When cultural methods don't work to eradicate all or most of the Poa annua in your lawn chemical control can be effective. Successfully preventing Poa annua over the long term is entirely possible. In order to keep their customers happy, golf courses do so through a a specifically timed weed prevention program. The trick is all in the timing and knowing about the life cycle of Poa annua. That being said, this isn't a battle that can be won overnight. Even when on a strict, specifically timed weed prevention program, and depending on the type of lawn grass, it could take up to two years to eliminate it entirely from your lawn.

In the South, Poa annua seeds are produced in the early winter and spring but germinate in the fall or late winter. So, the timing of applications of weed preventers is very important.
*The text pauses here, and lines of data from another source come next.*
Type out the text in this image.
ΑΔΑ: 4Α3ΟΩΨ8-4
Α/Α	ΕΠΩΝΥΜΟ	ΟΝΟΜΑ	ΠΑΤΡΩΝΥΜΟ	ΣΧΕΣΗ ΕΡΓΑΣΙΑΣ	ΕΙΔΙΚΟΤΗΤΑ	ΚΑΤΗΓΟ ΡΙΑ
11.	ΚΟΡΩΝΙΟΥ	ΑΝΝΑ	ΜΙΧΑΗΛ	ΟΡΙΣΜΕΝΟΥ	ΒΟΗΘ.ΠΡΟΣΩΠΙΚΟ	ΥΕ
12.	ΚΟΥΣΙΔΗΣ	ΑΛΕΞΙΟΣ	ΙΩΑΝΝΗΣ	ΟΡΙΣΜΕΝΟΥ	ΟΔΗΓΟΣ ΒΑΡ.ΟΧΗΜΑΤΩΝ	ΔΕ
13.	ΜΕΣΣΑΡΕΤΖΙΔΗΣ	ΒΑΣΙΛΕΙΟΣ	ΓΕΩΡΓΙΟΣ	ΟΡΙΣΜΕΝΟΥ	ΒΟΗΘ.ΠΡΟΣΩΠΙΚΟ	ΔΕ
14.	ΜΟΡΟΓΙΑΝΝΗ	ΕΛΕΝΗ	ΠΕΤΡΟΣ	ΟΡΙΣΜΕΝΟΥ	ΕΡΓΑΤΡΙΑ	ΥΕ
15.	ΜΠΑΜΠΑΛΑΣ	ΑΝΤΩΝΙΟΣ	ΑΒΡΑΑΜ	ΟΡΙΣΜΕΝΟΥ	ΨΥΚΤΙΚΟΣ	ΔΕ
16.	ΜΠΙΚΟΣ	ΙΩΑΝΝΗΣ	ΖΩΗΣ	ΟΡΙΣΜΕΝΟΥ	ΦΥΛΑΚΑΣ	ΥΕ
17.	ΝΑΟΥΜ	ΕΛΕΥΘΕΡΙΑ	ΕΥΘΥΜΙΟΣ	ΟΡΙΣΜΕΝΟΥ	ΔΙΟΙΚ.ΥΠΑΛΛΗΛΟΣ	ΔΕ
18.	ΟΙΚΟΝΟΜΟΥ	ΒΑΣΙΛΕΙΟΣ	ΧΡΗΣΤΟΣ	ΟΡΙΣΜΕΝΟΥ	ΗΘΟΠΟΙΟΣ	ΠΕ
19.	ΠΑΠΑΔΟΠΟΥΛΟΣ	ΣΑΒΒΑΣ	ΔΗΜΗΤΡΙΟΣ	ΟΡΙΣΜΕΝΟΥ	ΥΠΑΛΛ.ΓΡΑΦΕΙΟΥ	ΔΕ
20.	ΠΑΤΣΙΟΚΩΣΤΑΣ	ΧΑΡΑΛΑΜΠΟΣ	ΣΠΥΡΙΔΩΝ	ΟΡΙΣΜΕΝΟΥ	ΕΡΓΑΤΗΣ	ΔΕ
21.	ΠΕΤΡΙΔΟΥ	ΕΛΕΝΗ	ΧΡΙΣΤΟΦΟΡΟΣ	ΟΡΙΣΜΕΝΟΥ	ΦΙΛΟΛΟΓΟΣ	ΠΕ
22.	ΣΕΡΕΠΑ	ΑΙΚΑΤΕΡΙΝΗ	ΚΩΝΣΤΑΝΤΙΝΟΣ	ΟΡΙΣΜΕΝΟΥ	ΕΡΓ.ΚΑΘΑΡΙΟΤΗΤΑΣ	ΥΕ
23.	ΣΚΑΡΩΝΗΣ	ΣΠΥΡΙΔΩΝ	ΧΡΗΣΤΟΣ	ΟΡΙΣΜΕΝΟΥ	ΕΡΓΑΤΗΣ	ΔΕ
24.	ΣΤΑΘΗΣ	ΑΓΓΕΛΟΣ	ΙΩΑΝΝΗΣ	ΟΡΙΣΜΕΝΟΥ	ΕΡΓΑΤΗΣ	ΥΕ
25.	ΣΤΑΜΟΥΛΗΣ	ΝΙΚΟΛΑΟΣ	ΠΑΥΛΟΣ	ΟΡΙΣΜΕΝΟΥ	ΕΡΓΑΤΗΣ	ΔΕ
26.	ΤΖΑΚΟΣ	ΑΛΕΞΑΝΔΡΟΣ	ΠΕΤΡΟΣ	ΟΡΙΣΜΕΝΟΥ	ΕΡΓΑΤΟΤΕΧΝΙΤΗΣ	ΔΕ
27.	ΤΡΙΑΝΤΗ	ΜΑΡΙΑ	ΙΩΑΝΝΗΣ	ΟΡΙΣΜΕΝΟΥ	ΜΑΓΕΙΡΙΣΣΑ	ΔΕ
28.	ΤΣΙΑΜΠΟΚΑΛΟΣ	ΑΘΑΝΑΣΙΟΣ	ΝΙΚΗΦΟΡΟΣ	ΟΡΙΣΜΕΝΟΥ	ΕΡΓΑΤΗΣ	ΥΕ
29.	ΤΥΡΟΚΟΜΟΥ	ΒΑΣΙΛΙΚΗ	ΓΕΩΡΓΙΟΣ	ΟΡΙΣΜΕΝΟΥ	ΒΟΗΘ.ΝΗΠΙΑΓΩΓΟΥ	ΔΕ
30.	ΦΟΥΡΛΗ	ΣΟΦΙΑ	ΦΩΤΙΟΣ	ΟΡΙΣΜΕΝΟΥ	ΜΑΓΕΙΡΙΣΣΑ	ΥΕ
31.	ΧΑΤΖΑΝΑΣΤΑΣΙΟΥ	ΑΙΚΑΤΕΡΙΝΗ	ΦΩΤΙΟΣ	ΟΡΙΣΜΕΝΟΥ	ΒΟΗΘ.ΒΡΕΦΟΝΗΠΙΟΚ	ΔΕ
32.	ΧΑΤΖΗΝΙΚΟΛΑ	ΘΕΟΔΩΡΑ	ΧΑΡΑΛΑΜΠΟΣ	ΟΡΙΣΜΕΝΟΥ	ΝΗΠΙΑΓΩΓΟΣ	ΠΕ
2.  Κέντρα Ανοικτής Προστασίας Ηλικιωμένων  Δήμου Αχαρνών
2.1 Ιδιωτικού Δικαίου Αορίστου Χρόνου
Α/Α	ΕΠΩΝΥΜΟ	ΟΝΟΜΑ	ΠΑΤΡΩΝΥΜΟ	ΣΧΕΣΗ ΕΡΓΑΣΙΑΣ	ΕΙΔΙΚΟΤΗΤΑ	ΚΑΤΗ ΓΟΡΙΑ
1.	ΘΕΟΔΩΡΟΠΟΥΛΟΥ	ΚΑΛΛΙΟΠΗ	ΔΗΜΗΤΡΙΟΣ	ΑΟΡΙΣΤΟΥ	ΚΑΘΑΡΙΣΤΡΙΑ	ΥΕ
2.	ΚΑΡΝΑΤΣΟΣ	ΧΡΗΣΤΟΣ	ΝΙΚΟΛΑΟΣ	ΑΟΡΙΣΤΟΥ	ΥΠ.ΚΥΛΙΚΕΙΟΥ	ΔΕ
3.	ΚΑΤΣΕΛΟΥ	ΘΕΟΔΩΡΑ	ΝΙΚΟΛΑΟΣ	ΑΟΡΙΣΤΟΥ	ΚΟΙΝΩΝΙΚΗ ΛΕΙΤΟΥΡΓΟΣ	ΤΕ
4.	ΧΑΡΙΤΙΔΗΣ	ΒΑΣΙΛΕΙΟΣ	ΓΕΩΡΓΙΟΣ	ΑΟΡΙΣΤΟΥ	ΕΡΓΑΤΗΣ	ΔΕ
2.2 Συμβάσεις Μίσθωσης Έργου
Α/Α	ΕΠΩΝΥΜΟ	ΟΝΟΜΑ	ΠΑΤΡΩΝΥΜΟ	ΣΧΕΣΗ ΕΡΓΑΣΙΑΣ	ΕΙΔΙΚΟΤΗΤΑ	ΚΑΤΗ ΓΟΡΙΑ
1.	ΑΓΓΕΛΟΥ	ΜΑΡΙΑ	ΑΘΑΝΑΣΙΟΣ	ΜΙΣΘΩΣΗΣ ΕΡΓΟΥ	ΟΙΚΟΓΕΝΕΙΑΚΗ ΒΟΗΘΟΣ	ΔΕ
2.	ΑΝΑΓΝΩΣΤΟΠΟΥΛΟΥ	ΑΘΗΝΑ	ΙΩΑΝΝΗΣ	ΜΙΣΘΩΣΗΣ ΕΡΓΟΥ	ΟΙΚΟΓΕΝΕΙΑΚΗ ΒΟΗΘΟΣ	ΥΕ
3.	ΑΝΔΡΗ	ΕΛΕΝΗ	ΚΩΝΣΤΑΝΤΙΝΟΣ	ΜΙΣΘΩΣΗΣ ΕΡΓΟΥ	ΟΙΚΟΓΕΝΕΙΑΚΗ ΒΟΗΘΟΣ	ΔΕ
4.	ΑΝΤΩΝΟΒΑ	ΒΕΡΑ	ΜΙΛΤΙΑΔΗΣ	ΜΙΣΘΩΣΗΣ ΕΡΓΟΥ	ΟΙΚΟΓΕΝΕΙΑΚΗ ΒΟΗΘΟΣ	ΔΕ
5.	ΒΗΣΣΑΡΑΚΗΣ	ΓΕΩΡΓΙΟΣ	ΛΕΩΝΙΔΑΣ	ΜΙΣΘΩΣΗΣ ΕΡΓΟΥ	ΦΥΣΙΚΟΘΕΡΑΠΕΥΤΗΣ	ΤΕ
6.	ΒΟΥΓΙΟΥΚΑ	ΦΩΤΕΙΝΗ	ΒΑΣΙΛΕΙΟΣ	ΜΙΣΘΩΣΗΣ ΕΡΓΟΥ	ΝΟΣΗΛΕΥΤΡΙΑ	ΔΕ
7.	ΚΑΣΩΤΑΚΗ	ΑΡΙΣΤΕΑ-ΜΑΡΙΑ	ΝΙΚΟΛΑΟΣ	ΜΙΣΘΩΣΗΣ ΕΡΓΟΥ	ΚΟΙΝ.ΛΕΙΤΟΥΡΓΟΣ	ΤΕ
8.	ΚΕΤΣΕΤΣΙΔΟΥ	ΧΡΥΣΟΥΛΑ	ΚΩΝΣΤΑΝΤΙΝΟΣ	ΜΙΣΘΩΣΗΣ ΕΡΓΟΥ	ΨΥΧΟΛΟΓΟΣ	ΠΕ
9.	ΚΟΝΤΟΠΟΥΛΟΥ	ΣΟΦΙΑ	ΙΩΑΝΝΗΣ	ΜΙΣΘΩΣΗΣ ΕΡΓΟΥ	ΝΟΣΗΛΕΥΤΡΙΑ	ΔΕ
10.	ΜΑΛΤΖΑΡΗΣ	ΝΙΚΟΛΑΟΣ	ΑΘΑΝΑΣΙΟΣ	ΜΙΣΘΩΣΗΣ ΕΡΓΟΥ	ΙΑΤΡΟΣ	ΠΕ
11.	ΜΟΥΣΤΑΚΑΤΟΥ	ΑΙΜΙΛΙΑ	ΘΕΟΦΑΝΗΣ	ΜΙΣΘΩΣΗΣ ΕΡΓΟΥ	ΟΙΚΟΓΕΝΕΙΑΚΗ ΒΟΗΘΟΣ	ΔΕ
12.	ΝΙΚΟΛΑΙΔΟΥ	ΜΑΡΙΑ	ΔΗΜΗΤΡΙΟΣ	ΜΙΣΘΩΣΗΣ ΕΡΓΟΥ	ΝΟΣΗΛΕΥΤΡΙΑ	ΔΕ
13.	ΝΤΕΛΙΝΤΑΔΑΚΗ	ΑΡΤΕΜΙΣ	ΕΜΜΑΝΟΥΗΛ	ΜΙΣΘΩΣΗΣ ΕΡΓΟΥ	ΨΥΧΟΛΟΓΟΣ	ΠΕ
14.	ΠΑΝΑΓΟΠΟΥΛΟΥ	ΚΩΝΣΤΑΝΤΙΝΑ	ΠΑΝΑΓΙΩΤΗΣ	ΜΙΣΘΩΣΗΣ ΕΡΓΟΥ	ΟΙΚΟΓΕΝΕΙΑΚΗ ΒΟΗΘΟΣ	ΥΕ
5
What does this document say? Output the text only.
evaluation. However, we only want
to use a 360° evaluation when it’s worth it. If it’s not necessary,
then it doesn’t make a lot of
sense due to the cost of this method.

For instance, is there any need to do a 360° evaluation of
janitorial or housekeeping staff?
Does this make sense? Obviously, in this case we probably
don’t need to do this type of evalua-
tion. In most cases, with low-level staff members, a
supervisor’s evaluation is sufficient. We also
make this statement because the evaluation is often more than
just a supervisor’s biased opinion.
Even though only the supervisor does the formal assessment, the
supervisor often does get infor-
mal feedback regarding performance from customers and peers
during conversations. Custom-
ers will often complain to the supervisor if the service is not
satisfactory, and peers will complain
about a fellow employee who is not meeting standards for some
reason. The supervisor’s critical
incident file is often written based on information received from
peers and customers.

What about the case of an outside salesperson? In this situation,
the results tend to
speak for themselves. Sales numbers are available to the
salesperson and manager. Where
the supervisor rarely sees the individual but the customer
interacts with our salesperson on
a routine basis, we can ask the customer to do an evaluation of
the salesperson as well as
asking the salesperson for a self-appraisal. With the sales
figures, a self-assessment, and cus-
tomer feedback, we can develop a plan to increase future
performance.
There are many types of weed preventers on the market that are effective in controlling Poa annua, and which will also prevent many other types of grassy and broadleaf weeds. I use Lebanon Team 2G Weed Preventer or combination lawn fertilizer + weed preventer products. For effective Poa annua prevention, apply a weed preventer in the early fall (Sept-October depending on your location) to prevent fall germination. Then another application in late winter and/or early spring (January-Feb) to prevent spring germination This will keep the Poa annua seeds from sprouting.


Other Prevention Tips

  • Poa annua seeds can be spread from yard to yard or from one part of the yard to another. When Poa annua seeds are visible on plants make sure to wash seeds out from the underside of mower decks when moving from an infested part of the yard to a clean part. Also, if you have a lawn maintenance service mowing your grass, insist that they clean under their mower decks before mowing your lawn.

  • Keep in mind that Poa annua seeds are tough and can survive many seasons in the soil without germinating. Eradication of Poa annua takes time: upwards of two to three seasons. Even then, it's a good idea to remain on a weed prevention program to prevent germination of weed seeds blown in by the wind or carried and dropped by birds.

  • Before Poa annua plants produce seeds, spray the ones growing in non-lawn areas with a glyphosate-based weed killer such as Hi-Yield Killzall. This should help to reduce the Poa annua population on your property.